Mom has lost a little weight this winter, her hands are not quite as swollen as they were in December. I have not yet called the jeweler to cut her precious ring off her finger. The ring is still stuck, behind her arthritic knuckles, but it's not as tight as it had been.
When I took my grandmother's wedding ring off my Mother's finger in October, and brought it home, I also took home all her other rings. She had kept her jewelry in a plastic bag in the back corner of her nightstand. There was her wedding band, college and high school rings, and her one fancy topaz ring. I had left them with her, in her apartment at the assisted living residence, because she would take them out often, put them on, look at then, and it made her happy. I didn't want to take them away from her. But it was clear to me this winter, that she no longer knew they were there. I didn't want these rings to wander away. I know that Mom's neighbors come and go from each others rooms and borrow things. I know it's not stealing. I don't mind that the ladies borrow Mom's books, photo albums, stuffed animals, and hairbrush. I just didn't want to loose Mom's good jewelry.

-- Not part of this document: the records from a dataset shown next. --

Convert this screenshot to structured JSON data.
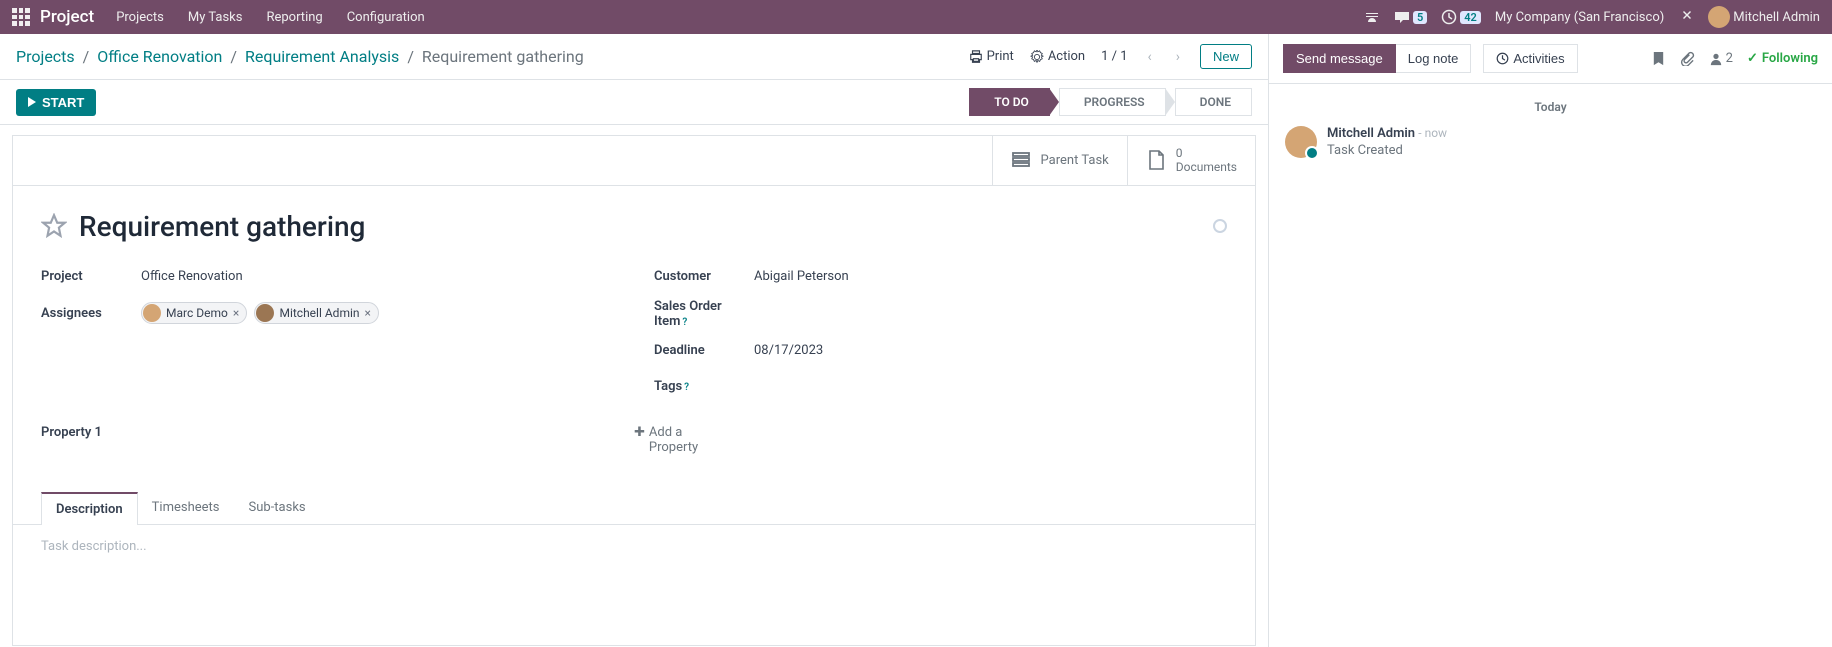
{
  "nav": {
    "brand": "Project",
    "links": [
      "Projects",
      "My Tasks",
      "Reporting",
      "Configuration"
    ],
    "msg_badge": "5",
    "activity_badge": "42",
    "company": "My Company (San Francisco)",
    "user": "Mitchell Admin"
  },
  "breadcrumb": {
    "items": [
      "Projects",
      "Office Renovation",
      "Requirement Analysis"
    ],
    "active": "Requirement gathering",
    "print": "Print",
    "action": "Action",
    "pager": "1 / 1",
    "new_btn": "New"
  },
  "statusbar": {
    "start": "START",
    "stages": [
      "TO DO",
      "PROGRESS",
      "DONE"
    ]
  },
  "sheet": {
    "stat_parent": "Parent Task",
    "stat_docs_num": "0",
    "stat_docs_label": "Documents",
    "title": "Requirement gathering",
    "fields": {
      "project_label": "Project",
      "project_value": "Office Renovation",
      "customer_label": "Customer",
      "customer_value": "Abigail Peterson",
      "assignees_label": "Assignees",
      "assignees": [
        "Marc Demo",
        "Mitchell Admin"
      ],
      "salesorder_label": "Sales Order Item",
      "deadline_label": "Deadline",
      "deadline_value": "08/17/2023",
      "tags_label": "Tags"
    },
    "property1_label": "Property 1",
    "add_property": "Add a Property",
    "tabs": [
      "Description",
      "Timesheets",
      "Sub-tasks"
    ],
    "desc_placeholder": "Task description..."
  },
  "chatter": {
    "send_msg": "Send message",
    "log_note": "Log note",
    "activities": "Activities",
    "followers": "2",
    "following": "Following",
    "date_label": "Today",
    "msg_author": "Mitchell Admin",
    "msg_time": "- now",
    "msg_text": "Task Created"
  }
}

I told my brother what I did, I told him I'd be sending these rings to his daughters. But, I hadn't yet. And now it's too late.
My house was broken into. All, all, all the jewelry is gone! In less than five minutes someone cleaned out my house. I am mad. But... I am so grateful that no one was hurt, no one was home. It's all stuff and junk really. It's just stuff. But, it was my junk. My very old Brownie GS pin and the lovely green sea-glass earrings. They have no value except to me, they bring back happy memories to me. Now they are gone.

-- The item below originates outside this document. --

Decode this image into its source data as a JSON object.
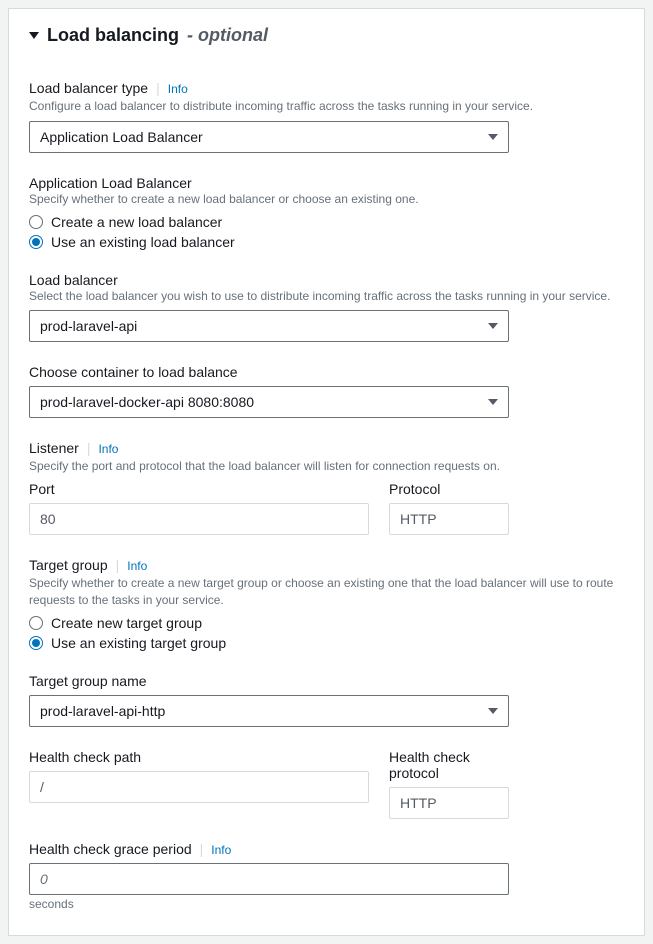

My right hand is naked, my ring is not there, my skin keeps asking me "Where is this ring? You aren't gardening today, you aren't washing the bathtub, why aren't you wearing your anniversary ring?" That makes me sad.

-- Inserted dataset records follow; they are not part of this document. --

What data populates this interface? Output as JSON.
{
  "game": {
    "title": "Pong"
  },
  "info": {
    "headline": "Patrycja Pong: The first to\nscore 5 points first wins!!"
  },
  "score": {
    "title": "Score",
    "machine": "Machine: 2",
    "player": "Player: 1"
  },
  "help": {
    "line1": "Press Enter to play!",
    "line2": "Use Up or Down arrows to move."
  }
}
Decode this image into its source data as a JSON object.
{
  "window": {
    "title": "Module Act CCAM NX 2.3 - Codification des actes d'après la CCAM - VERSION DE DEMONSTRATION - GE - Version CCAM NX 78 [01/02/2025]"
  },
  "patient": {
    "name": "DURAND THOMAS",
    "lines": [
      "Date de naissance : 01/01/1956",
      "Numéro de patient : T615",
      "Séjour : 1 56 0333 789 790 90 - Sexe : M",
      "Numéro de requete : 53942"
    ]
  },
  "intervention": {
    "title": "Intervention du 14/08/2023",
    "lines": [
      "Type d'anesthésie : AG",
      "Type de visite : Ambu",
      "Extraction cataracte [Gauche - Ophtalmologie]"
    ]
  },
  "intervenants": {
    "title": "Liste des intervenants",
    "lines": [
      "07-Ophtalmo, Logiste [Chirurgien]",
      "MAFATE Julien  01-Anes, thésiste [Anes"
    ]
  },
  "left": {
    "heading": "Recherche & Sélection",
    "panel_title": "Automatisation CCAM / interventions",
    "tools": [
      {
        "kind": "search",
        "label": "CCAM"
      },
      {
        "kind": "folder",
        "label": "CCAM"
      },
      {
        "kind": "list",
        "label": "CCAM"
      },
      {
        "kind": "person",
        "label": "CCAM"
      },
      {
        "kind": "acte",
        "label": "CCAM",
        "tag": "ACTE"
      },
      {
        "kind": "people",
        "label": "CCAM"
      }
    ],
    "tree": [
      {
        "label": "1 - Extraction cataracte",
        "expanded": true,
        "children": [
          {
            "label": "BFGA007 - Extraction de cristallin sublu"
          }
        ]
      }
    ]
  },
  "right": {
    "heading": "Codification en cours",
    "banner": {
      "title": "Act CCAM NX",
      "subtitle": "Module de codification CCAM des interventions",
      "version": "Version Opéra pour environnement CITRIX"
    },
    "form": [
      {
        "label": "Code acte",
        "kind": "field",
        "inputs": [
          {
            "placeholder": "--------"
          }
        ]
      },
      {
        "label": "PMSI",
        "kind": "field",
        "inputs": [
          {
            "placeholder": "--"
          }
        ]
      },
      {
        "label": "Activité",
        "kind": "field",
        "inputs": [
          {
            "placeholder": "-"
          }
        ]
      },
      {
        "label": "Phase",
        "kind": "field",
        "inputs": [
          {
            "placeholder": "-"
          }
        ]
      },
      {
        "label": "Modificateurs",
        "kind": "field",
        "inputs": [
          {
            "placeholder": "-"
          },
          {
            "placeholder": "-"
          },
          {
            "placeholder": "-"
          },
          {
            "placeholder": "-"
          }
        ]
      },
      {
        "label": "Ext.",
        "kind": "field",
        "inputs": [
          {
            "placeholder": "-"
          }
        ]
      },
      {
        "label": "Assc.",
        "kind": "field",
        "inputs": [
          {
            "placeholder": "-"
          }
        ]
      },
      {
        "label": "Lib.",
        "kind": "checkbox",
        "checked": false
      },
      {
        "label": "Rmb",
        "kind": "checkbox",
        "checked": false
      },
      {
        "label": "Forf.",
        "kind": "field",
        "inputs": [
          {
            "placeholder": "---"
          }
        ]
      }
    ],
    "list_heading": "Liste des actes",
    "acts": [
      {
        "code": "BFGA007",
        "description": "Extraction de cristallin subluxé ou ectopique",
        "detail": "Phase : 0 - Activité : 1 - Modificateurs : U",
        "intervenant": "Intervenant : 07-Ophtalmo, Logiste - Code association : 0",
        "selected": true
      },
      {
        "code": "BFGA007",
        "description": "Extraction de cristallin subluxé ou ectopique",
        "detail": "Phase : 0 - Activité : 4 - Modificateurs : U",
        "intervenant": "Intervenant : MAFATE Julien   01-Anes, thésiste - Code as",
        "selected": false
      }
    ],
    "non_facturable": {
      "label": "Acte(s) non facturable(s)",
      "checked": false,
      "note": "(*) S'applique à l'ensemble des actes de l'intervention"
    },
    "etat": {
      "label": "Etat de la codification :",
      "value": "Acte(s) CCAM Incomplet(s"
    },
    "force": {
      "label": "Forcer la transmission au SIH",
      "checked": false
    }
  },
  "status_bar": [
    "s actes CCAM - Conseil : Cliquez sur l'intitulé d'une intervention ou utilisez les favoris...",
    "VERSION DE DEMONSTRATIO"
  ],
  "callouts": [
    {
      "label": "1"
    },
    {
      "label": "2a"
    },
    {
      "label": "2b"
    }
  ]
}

Over the past few years, as I have been cleaning out my Mother's house, and disposing of her precious junk without her knowledge; I have been thinking a lot about the value we place on our material possessions. As the song says "You'll have to leave it when the coffin lid's on. You can't take it with you Brother Will, Brother John."
Will Mom ever ask me where her rings are? Probably not. So I won't have to lie to her and tell her, "Don't worry Mom, I have them and they are safe."